Asked about the plea talks on Friday, Mr. Stone said, “My friend Dr. Corsi has been under a tremendous amount of pressure, and it is beginning to affect him profoundly.” Mr. Stone insisted, as he has repeatedly, that he had only secondhand information, at best, about WikiLeaks’ plans to disrupt the presidential race.
Among other issues, investigators have been asking about an Aug. 21, 2016, Twitter message in which Mr. Stone predicted that John D. Podesta, Mrs. Clinton’s campaign chairman, would soon face his “time in the barrel.” Mr. Stone posted his message six weeks before WikiLeaks began releasing tens of thousands of Mr. Podesta’s emails, throwing the Clinton campaign on the defensive a month before the November election.
Mr. Corsi has publicly backed Mr. Stone’s explanation of the message, saying Mr. Stone was predicting that Mr. Podesta would face controversy about his overseas business dealings, not stolen emails. “Having reviewed my records, I am now confident that I am the source behind Stone’s tweet,” he wrote in an early 2017 article on Infowars, a site that promotes conspiracy theories.
In a broadcast on YouTube this month, Mr. Corsi insisted that he had possessed no inside information or ties to Julian Assange, the founder of WikiLeaks. He compared the special counsel’s team to the Gestapo, saying that “they asked the same questions over and over again,” until “my mind was mush.”
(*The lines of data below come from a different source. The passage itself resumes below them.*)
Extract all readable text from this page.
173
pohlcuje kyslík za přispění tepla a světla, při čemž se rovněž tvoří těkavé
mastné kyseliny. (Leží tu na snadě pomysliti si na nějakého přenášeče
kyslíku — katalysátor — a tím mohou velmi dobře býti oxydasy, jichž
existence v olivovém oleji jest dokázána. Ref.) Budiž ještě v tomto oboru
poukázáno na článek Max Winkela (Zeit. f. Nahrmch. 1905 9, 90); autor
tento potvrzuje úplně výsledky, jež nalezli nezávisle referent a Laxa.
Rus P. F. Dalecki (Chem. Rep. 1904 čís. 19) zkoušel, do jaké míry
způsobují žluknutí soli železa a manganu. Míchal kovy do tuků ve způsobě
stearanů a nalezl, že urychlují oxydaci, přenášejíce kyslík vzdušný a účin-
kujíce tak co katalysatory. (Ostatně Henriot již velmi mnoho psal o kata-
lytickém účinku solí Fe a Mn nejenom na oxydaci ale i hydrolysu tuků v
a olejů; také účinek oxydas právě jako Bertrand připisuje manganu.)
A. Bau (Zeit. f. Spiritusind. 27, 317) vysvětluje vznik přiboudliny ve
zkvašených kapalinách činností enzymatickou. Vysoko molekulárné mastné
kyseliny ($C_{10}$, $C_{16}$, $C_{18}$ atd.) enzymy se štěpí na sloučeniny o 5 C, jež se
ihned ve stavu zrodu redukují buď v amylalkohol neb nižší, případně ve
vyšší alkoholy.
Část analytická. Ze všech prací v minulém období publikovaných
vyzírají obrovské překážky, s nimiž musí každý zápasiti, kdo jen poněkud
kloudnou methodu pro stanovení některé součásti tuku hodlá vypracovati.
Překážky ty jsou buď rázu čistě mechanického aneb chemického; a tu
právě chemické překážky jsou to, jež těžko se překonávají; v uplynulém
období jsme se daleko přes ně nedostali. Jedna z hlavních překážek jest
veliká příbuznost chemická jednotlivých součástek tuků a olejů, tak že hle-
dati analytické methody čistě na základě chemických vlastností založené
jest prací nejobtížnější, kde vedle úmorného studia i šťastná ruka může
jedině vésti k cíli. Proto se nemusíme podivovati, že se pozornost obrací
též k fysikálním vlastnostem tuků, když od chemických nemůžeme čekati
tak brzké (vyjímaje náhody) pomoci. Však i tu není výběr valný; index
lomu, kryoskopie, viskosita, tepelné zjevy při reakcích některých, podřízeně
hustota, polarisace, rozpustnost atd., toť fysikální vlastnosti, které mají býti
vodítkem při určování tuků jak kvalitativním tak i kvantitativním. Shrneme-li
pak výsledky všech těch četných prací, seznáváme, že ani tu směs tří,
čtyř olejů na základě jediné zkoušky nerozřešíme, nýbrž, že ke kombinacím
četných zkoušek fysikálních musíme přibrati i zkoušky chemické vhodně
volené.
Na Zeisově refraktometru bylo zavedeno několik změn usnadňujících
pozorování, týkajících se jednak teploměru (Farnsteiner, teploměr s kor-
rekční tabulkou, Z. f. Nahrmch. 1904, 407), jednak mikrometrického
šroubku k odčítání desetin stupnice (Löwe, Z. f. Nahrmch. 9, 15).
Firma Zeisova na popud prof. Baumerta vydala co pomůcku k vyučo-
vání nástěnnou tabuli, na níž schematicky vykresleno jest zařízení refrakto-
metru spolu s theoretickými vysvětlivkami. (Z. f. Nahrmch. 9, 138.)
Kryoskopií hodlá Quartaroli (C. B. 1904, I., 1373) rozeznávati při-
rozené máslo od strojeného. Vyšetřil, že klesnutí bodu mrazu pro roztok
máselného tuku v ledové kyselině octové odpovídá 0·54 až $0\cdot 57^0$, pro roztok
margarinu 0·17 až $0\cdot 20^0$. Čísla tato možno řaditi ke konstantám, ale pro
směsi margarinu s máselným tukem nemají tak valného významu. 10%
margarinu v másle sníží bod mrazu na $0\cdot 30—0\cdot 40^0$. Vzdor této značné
Like Mr. Stone, he said that he had relied mostly on public information to “connect the dots” about the role of WikiLeaks in the November election. “To the best of my recollection, I didn’t have anyone who connected me to Julian Assange,” he said in the YouTube video. “And what I knew in advance about what Julian Assange was going to do, I figured out.”
“I guess I couldn’t tell the special prosecutor what they wanted to hear,” he said then.
Mr. Mueller’s team has charged several people who have misled federal investigators. Three former Trump campaign officials or advisers have pleaded guilty to that offense: Michael T. Flynn, Rick Gates and George Papadopoulos. So did a Dutch lawyer, Alex van der Zwaan, who had business dealings with Paul Manafort, Mr. Trump’s former campaign chairman.